Alessandra Tomasi received her B.A. from Cornell University and is now a first year medical student.
Tropical diseases directly affect more than one billion people in the developing world each year . Neglected Tropical Diseases, or NTDs, are defined as chronic, debilitating infections that are especially endemic in regions of severe poverty and poor sanitation, and for which treatments and preventions remain largely overlooked . Conditions such as chagas, dengue, lymphatic filariasis, and schistosomiasis represent a small fraction of such infections, yet they account for millions of afflictions each year . Despite the staggering statistics, however, few effective treatments have been made available to plagued populations. Largely found in tropical communities with unsafe drinking water, poor sanitation, and substandard housing, these populations remain socially and medically marginalized on a global scale . In fact, each year only a small fraction of medicines introduced to market by multinational pharmaceutical companies are specifically intended for treatment of tropical diseases in the Third World, and minimal returns on investment have only contributed to keeping this distribution exceptionally low. As the translation of lab and clinical progress into the development of new treatments continues to be a slow and costly process, advancements in the field of tropical pathology thus remain largely unavailable to the poverty-stricken populations that need it most . This disparity in access to proper medical care ultimately imparts burdens not only on the health but also the economic development of susceptible low-income countries.

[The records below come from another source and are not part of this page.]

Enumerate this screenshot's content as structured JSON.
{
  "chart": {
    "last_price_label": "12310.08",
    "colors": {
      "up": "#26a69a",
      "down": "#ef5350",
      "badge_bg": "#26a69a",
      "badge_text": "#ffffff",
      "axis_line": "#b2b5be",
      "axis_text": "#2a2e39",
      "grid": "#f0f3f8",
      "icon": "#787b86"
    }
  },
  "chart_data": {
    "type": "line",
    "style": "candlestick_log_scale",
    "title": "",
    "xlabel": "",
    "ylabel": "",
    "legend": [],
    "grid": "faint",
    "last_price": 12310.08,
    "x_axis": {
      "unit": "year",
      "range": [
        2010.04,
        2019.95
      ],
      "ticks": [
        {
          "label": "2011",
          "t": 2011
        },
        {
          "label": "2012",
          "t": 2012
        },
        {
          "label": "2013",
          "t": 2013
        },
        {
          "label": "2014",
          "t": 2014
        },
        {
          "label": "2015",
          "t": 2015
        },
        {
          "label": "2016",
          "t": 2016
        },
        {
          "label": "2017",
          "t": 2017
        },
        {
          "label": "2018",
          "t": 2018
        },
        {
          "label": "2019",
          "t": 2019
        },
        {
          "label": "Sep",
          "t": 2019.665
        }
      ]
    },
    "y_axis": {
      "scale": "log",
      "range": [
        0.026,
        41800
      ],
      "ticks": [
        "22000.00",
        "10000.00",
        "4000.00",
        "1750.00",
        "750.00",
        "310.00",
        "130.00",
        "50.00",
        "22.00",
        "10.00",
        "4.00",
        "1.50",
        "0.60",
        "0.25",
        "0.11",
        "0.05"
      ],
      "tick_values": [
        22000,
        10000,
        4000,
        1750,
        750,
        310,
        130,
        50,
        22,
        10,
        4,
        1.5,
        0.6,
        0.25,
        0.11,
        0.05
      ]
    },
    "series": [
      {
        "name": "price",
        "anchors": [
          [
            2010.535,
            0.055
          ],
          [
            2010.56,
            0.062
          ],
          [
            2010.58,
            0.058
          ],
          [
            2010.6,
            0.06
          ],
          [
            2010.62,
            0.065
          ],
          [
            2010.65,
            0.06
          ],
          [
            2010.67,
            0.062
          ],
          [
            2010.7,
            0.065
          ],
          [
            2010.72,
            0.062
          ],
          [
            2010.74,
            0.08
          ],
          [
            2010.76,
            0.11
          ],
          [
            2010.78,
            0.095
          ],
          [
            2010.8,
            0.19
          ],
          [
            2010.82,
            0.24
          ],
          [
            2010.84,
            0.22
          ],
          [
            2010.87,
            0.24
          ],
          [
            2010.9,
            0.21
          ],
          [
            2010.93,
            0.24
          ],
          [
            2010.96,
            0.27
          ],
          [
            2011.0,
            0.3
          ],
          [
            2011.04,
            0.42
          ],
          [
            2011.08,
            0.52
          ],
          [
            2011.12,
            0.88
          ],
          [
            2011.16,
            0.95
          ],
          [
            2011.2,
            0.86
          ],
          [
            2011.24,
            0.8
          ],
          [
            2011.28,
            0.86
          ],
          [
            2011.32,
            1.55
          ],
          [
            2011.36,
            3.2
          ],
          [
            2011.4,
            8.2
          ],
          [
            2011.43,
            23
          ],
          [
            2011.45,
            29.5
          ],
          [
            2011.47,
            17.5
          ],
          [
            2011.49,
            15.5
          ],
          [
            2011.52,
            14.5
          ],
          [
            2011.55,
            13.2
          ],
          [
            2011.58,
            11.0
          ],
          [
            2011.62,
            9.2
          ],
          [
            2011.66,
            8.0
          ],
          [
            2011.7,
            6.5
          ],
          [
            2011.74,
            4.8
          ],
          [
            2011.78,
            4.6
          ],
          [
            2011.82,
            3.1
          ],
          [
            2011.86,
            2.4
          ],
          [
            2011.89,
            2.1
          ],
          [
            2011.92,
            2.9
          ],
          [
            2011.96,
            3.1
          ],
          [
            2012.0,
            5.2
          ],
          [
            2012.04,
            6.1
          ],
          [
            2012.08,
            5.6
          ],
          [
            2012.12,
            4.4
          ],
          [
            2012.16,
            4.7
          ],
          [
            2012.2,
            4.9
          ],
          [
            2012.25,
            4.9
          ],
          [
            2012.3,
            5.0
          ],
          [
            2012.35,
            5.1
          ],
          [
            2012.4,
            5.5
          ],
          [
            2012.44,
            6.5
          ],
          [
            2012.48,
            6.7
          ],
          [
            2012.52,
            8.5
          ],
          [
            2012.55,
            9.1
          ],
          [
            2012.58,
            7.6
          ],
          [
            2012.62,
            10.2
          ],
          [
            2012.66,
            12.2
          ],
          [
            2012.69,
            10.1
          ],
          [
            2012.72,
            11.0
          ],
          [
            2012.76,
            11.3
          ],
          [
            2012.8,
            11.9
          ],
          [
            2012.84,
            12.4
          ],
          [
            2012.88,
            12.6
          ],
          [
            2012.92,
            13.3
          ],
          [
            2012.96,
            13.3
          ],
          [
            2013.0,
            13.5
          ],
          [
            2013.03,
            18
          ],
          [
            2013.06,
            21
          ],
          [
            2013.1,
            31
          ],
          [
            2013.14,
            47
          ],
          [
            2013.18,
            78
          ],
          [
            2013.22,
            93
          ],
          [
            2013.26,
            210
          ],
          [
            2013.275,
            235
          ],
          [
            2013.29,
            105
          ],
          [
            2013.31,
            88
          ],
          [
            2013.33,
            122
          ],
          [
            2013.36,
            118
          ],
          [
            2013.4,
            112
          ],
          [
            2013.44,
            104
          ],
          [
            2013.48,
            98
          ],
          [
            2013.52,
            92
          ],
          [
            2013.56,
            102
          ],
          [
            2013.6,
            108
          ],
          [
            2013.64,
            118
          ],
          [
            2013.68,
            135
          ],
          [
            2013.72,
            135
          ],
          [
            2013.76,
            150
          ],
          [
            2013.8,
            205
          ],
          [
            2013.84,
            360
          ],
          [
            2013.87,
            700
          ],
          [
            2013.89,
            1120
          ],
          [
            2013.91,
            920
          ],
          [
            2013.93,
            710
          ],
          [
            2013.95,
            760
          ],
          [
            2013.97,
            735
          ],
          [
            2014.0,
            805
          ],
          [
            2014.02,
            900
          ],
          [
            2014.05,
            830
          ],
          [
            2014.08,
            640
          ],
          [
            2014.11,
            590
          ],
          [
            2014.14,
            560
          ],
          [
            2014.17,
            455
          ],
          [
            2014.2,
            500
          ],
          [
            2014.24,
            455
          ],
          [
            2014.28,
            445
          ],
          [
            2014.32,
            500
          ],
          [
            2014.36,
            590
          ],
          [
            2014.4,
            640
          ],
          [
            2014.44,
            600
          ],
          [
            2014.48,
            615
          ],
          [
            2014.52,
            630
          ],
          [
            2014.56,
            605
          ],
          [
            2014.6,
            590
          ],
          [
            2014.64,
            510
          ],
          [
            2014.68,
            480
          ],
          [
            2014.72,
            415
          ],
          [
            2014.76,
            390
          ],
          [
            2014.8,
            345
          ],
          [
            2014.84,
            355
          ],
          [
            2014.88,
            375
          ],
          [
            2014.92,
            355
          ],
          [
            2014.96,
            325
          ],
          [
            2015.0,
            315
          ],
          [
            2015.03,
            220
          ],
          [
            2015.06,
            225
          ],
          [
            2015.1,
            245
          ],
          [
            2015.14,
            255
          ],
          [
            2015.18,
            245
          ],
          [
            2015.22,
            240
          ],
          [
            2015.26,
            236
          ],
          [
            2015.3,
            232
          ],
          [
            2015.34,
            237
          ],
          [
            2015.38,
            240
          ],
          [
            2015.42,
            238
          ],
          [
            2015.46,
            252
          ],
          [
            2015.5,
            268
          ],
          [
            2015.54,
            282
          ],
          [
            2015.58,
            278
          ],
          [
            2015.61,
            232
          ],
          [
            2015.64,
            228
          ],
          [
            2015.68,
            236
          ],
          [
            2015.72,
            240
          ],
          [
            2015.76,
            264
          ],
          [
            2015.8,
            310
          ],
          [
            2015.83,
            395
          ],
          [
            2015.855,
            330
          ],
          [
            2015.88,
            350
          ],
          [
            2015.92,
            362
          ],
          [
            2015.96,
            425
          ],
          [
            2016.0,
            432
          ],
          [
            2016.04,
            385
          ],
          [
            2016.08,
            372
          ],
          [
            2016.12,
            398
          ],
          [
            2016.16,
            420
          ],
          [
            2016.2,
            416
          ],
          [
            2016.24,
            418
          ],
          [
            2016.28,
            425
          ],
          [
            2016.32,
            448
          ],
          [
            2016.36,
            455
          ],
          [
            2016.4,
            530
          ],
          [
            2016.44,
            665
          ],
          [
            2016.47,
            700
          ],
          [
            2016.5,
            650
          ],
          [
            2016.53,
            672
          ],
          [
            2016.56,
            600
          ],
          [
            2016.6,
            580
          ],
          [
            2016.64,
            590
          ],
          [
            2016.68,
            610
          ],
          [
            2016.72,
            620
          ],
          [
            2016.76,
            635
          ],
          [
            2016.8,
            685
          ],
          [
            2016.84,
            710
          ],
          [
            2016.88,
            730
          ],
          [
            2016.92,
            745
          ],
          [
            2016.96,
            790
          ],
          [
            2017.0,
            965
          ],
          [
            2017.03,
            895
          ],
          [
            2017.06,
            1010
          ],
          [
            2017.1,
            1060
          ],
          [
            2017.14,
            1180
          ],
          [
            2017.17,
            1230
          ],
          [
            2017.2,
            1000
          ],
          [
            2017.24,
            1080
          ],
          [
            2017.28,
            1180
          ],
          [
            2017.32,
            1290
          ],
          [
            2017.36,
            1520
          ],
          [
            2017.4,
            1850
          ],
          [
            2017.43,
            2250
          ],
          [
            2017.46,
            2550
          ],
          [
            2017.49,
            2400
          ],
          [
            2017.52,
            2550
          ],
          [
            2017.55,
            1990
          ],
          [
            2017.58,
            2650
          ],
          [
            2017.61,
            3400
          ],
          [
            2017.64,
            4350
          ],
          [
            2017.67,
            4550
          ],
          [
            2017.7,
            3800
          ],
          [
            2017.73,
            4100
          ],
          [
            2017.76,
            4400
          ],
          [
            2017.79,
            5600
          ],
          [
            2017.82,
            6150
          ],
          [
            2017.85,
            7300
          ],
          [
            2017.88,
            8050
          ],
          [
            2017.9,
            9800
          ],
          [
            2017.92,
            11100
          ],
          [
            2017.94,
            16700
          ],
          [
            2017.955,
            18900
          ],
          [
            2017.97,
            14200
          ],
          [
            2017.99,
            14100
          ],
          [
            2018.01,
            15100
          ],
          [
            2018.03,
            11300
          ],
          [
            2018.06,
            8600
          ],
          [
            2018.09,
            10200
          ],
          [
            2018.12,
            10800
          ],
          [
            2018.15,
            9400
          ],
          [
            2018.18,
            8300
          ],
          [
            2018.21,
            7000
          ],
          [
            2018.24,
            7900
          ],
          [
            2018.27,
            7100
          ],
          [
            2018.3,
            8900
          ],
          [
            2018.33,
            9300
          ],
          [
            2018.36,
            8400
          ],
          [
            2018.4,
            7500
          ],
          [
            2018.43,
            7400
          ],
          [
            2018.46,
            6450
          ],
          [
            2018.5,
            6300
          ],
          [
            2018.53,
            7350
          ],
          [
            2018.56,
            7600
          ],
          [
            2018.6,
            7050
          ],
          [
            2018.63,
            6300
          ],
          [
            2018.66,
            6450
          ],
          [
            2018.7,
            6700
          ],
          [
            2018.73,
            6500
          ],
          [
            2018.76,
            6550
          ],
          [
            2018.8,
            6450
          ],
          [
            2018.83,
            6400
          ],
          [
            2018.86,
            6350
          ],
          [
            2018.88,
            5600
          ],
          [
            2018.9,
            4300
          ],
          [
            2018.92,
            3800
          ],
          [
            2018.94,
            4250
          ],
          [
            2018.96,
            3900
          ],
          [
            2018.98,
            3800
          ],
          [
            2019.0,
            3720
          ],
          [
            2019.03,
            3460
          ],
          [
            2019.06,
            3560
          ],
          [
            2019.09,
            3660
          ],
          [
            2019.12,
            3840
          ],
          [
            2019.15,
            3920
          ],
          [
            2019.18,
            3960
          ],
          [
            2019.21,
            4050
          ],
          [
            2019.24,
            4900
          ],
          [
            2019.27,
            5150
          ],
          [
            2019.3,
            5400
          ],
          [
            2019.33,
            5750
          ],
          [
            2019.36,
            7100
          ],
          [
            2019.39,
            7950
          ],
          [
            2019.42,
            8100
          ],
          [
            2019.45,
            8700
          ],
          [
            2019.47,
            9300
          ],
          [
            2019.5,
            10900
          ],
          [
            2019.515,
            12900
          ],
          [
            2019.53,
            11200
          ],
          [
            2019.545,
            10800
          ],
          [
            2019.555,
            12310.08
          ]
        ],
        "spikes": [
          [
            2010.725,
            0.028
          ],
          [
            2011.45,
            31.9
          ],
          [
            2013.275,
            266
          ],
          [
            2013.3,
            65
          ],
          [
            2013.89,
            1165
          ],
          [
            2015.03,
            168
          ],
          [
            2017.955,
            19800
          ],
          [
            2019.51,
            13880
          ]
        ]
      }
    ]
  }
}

Much of the burden set by tropical diseases can be prevented with known technologies; however, drug companies have had little incentive to spend millions to develop the necessary drugs and bring them to markets that need it most. In fact, the past decade has only targeted 3.8% of the 756 new drugs approved in the US and Europe to treat diseases in the developing world . Additionally, in 2012, the US government allocated over $7 billion to global health programs; however, only 1.3% of this was invested in NTDs . As a result, millions of people each year, most of them in Third World tropical regions, die of curable and even preventable diseases simply because it is not cost-effective to properly treat them.
The low quality of medical infrastructure in developing nations, coupled with inadequate levels of foreign aid, has impacted poverty-stricken communities beyond the scope of health and medical care . Disease slows growth and intellectual development in children and adolescents, and impedes productivity for working adults. Quantitatively, the economic burden caused by NTDs is expressed through the loss of disability-adjusted life years (DALYs), or the years of healthy life lost as a result of disability or premature death. In total, the 17 categorized neglected tropical diseases collectively account for a loss of approximately 46-57 million DALYs .
To understand the burden of disease on a more fundamental level, consider the specific case of lymphatic filariasis. It has been estimated that this particular NTD, which mostly affects rural communities in India, causes each infected patient to lose about 11 years’ worth of productivity . This corresponds roughly to a loss of $50 per year per individual, equivalent to 15% of one’s income. In total, it has been estimated that India alone loses approximately $1 billion per year in GDP to lymphatic filariasis .
Similarly, the parasitic infection onchocerciasis exhibits analogous destructive economic effects on plagued populations . Particularly endemic in African nations, the NTD accounts for over one million cases of visual disability and blindness, and is the world’s second leading cause of infectious blinding . Its debilitating effects cause infected patients in rural areas to abandon work, thereby dramatically reducing agricultural output. In Africa alone, onchocerciasis is responsible for over 640,000 disability-adjusted life years (DALYs); worldwide, it is responsible for nearly 1.5 million .
Because NTDs impact communities that are already marginalized on a global scale, the additional economic strains they impart greatly inhibit these populations’ ability to move out of poverty . Sustainability efforts in developing nations continue to be stunted, and communities around the world remain unable to climb the economic pyramid. With almost one-sixth of the world’s population affected by the lack of access to proper medical care and to the resources necessary for prevention and treatment of tropical diseases, the consequences of NTDs transcend their direct impact on individual health. As a result, it is important to shift from viewing these diseases solely within the context of individual health, and instead towards a view that also includes global, social, and economic contexts. With tropical diseases disproportionately affecting the poorest of populations, NTD awareness must be integrated into a broader social agenda to increase advocacy and strengthen global aid. Expanding financial resources alone will not solve the issue. By diminishing opportunities to succeed, NTDs reinforce cycles of poverty among the world’s most disadvantaged populations. Improvements in infrastructure and drastic changes in regulatory authority as well as government spending are slowly beginning to improve the situation; however, there remains a lot to be done.